Отец его был обычным отцом, и жизнь его была недоступна Игорю: слишком взрослая, слишком жёсткая, много в ней непонятного, лишённого романтических черт, мужества и героического борцовского очарования, которое, по мнению его и однокашников, было присуще тем, кто с боями, пропахший дымом, порохом, прожжённый пулями и кострами пришёл из Гражданской войны в мирный быт. Отец был щуплым, невзрачным, неприметным, обладал тихим голосом и железной волей. Ушёл он из жизни Игоря и Любови Алексеевны неприметно: на мотоботе три месяца обследовал побережье Северного Ледовитого океана, делал зарисовки, снабжал их записями, три месяца от него приходили письма, радиограммы, а потом перестали приходить. Как обрезало… Только глухота да пустота. И что с отцом произошло, где он – никто не знает. До самой войны так никто и не смог ответить. Сколько ни спрашивали.
Говорят, его работа имела военное значение. А раз военное, значит, секрет, тайна, которую не одолеть обычным штатским лицам. Может быть, только в будущем? «Но что будущее? Только в том случае, если будем живы, – усмехался Каретников, – по толстовской формуле “ЕБЖ”. Если будем живы…»

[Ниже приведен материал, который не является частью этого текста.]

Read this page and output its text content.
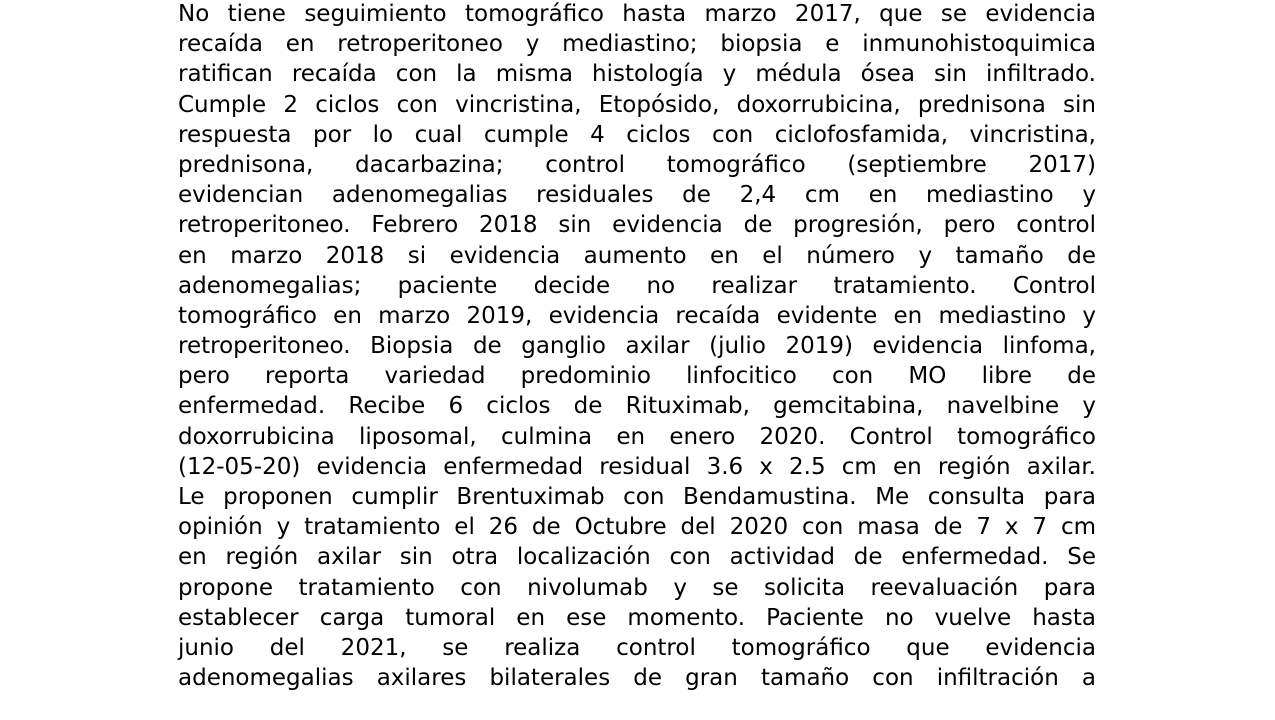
No tiene seguimiento tomográfico hasta marzo 2017, que se evidencia
recaída en retroperitoneo y mediastino; biopsia e inmunohistoquimica
ratifican recaída con la misma histología y médula ósea sin infiltrado.
Cumple 2 ciclos con vincristina, Etopósido, doxorrubicina, prednisona sin
respuesta por lo cual cumple 4 ciclos con ciclofosfamida, vincristina,
prednisona, dacarbazina; control tomográfico (septiembre 2017)
evidencian adenomegalias residuales de 2,4 cm en mediastino y
retroperitoneo. Febrero 2018 sin evidencia de progresión, pero control
en marzo 2018 si evidencia aumento en el número y tamaño de
adenomegalias; paciente decide no realizar tratamiento. Control
tomográfico en marzo 2019, evidencia recaída evidente en mediastino y
retroperitoneo. Biopsia de ganglio axilar (julio 2019) evidencia linfoma,
pero reporta variedad predominio linfocitico con MO libre de
enfermedad. Recibe 6 ciclos de Rituximab, gemcitabina, navelbine y
doxorrubicina liposomal, culmina en enero 2020. Control tomográfico
(12-05-20) evidencia enfermedad residual 3.6 x 2.5 cm en región axilar.
Le proponen cumplir Brentuximab con Bendamustina. Me consulta para
opinión y tratamiento el 26 de Octubre del 2020 con masa de 7 x 7 cm
en región axilar sin otra localización con actividad de enfermedad. Se
propone tratamiento con nivolumab y se solicita reevaluación para
establecer carga tumoral en ese momento. Paciente no vuelve hasta
junio del 2021, se realiza control tomográfico que evidencia
adenomegalias axilares bilaterales de gran tamaño con infiltración a
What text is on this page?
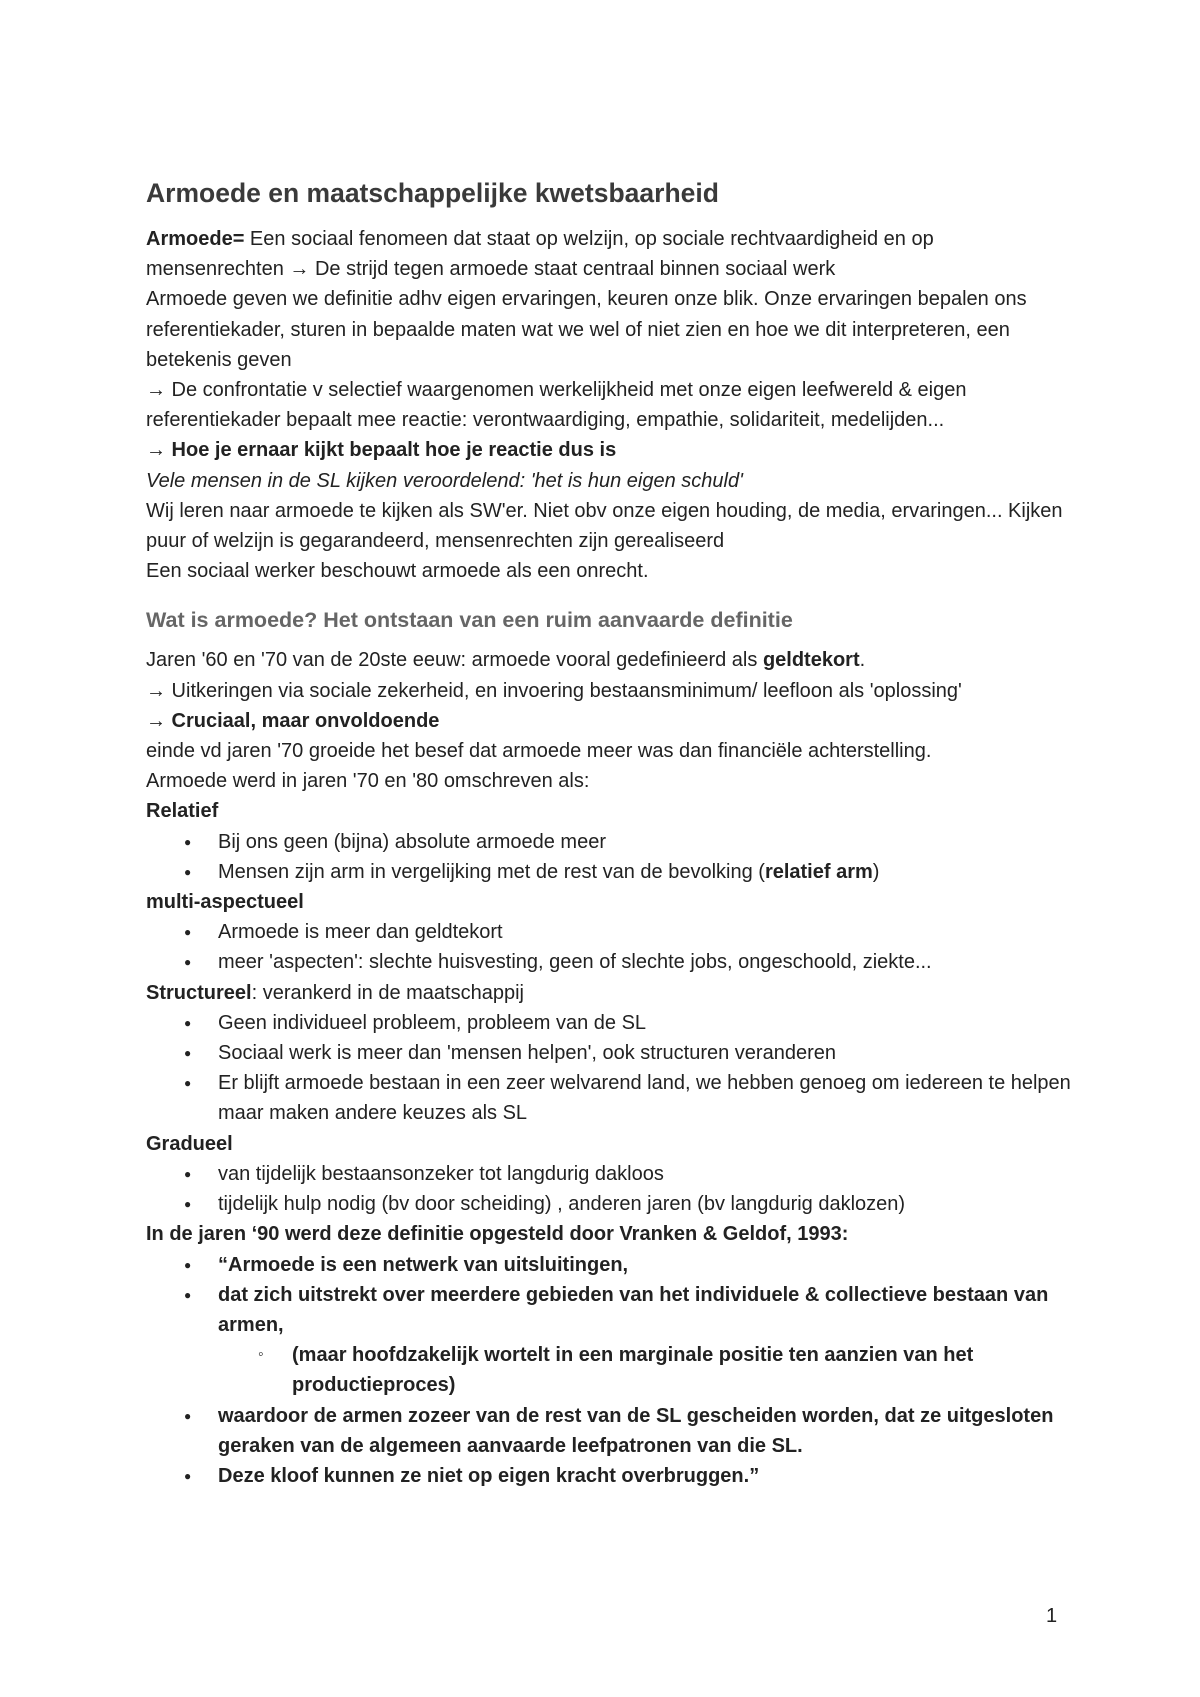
Armoede en maatschappelijke kwetsbaarheid

Armoede= Een sociaal fenomeen dat staat op welzijn, op sociale rechtvaardigheid en op mensenrechten → De strijd tegen armoede staat centraal binnen sociaal werk

Armoede geven we definitie adhv eigen ervaringen, keuren onze blik. Onze ervaringen bepalen ons referentiekader, sturen in bepaalde maten wat we wel of niet zien en hoe we dit interpreteren, een betekenis geven

→ De confrontatie v selectief waargenomen werkelijkheid met onze eigen leefwereld & eigen referentiekader bepaalt mee reactie: verontwaardiging, empathie, solidariteit, medelijden...

→ Hoe je ernaar kijkt bepaalt hoe je reactie dus is

Vele mensen in de SL kijken veroordelend: 'het is hun eigen schuld'

Wij leren naar armoede te kijken als SW'er. Niet obv onze eigen houding, de media, ervaringen... Kijken puur of welzijn is gegarandeerd, mensenrechten zijn gerealiseerd

Een sociaal werker beschouwt armoede als een onrecht.

Wat is armoede? Het ontstaan van een ruim aanvaarde definitie

Jaren '60 en '70 van de 20ste eeuw: armoede vooral gedefinieerd als geldtekort.

→ Uitkeringen via sociale zekerheid, en invoering bestaansminimum/ leefloon als 'oplossing'

→ Cruciaal, maar onvoldoende

einde vd jaren '70 groeide het besef dat armoede meer was dan financiële achterstelling.

Armoede werd in jaren '70 en '80 omschreven als:

Relatief

● Bij ons geen (bijna) absolute armoede meer
● Mensen zijn arm in vergelijking met de rest van de bevolking (relatief arm)

multi-aspectueel

● Armoede is meer dan geldtekort
● meer 'aspecten': slechte huisvesting, geen of slechte jobs, ongeschoold, ziekte...

Structureel: verankerd in de maatschappij

● Geen individueel probleem, probleem van de SL
● Sociaal werk is meer dan 'mensen helpen', ook structuren veranderen
● Er blijft armoede bestaan in een zeer welvarend land, we hebben genoeg om iedereen te helpen maar maken andere keuzes als SL

Gradueel

● van tijdelijk bestaansonzeker tot langdurig dakloos
● tijdelijk hulp nodig (bv door scheiding) , anderen jaren (bv langdurig daklozen)

In de jaren ‘90 werd deze definitie opgesteld door Vranken & Geldof, 1993:

● “Armoede is een netwerk van uitsluitingen,
● dat zich uitstrekt over meerdere gebieden van het individuele & collectieve bestaan van armen,
◦ (maar hoofdzakelijk wortelt in een marginale positie ten aanzien van het productieproces)
● waardoor de armen zozeer van de rest van de SL gescheiden worden, dat ze uitgesloten geraken van de algemeen aanvaarde leefpatronen van die SL.
● Deze kloof kunnen ze niet op eigen kracht overbruggen.”
1
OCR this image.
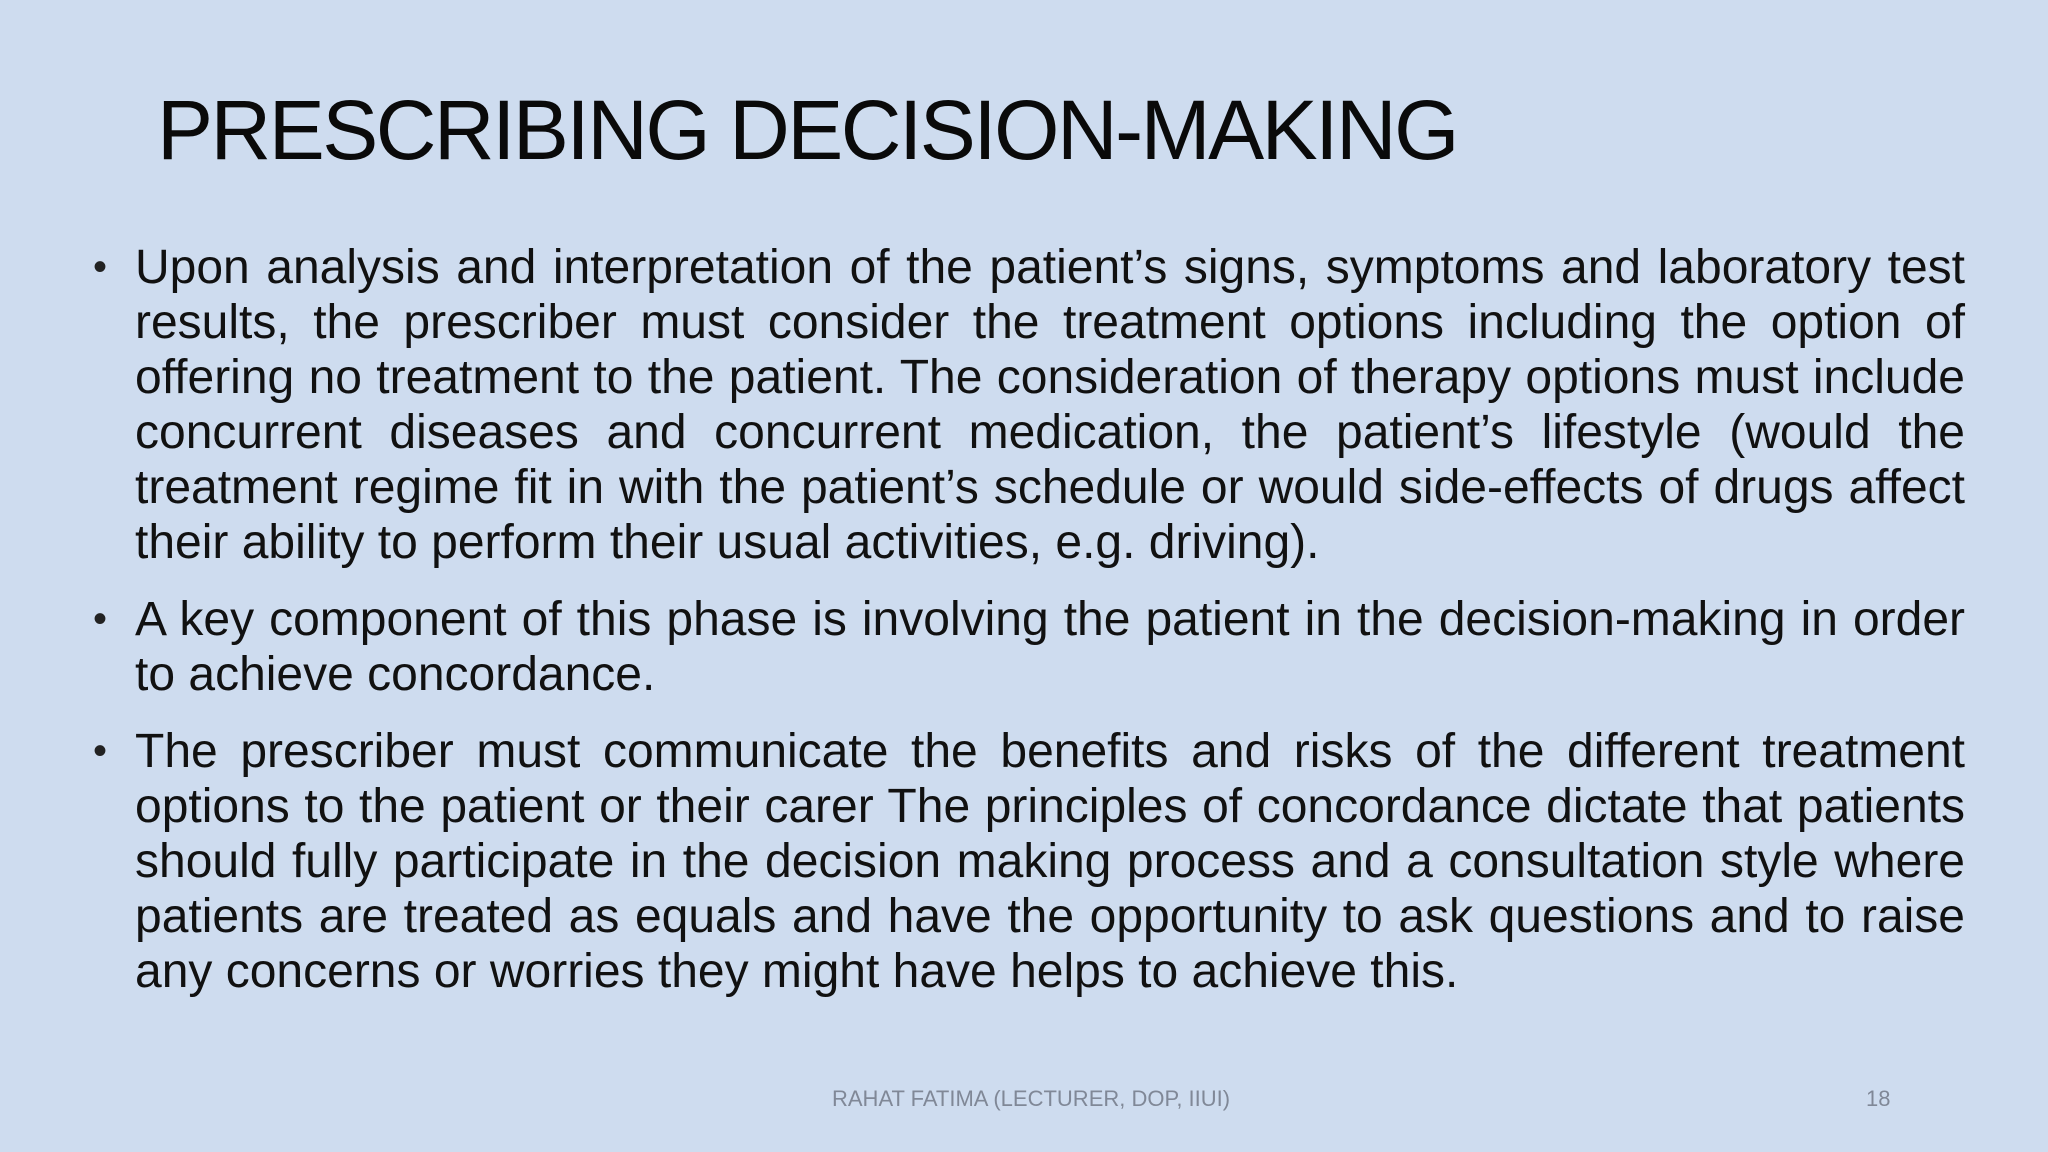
PRESCRIBING DECISION-MAKING
• Upon analysis and interpretation of the patient’s signs, symptoms and laboratory test results, the prescriber must consider the treatment options including the option of offering no treatment to the patient. The consideration of therapy options must include concurrent diseases and concurrent medication, the patient’s lifestyle (would the treatment regime fit in with the patient’s schedule or would side-effects of drugs affect their ability to perform their usual activities, e.g. driving).
• A key component of this phase is involving the patient in the decision-making in order to achieve concordance.
• The prescriber must communicate the benefits and risks of the different treatment options to the patient or their carer The principles of concordance dictate that patients should fully participate in the decision making process and a consultation style where patients are treated as equals and have the opportunity to ask questions and to raise any concerns or worries they might have helps to achieve this.
RAHAT FATIMA (LECTURER, DOP, IIUI)	18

Отец находился над ним, где-то наверху, а вот мать была ему ровней, полноправным товарищем – ей он мог доверить любую тайну. Может, поэтому он, поначалу походивший на отца – ну просто вылитый отец, один к одному, – годам к пятнадцати как-то неуловимо переформировался, изменился и стал походить на мать. А ведь точно изменился! От великой любви всё это, от нежности и переполненности чувств, не иначе. Иногда там, на фронте, когда они находились в окопах, ему казалось, что он бессмертен, у него не одна душа, а две, не одно сердце, а два, работающих слитно, в унисон, – расстреляй, уничтожь гитлеровцы одну его душу, он будет жить с другой, уничтожат одно его сердце – он всё равно останется жить, будет бить фрицев с другим сердцем… Есть, так сказать, у него замена, надёжная замена – душа и сердце матери.
А ведь действительно мать была вместе с ним в окопах, глотала мёрзлый снег, грела чай в консервной банке, стреляла, ловя на мушку нагана серые подвижные фигурки, охала от боли, когда убивало кого-нибудь рядом, думала о безоблачных синих днях, оставшихся позади, так далеко позади, что, похоже, они никогда уже не вернутся.
Был у него в жизни период, когда он к матери относился снисходительно, даже покровительственно, чуть даже свысока, – и этому тоже можно найти объяснение: всё-таки он был единственный мужчина в доме – и мать, надо отдать ей должное, приняла эту игру. Она, как всякий умный человек, всё прекрасно понимала. А там, где ум отказывался воспринимать происходящее, признавать, давать оценку, анализировать – принимала сердцем. Принимала безоговорочно.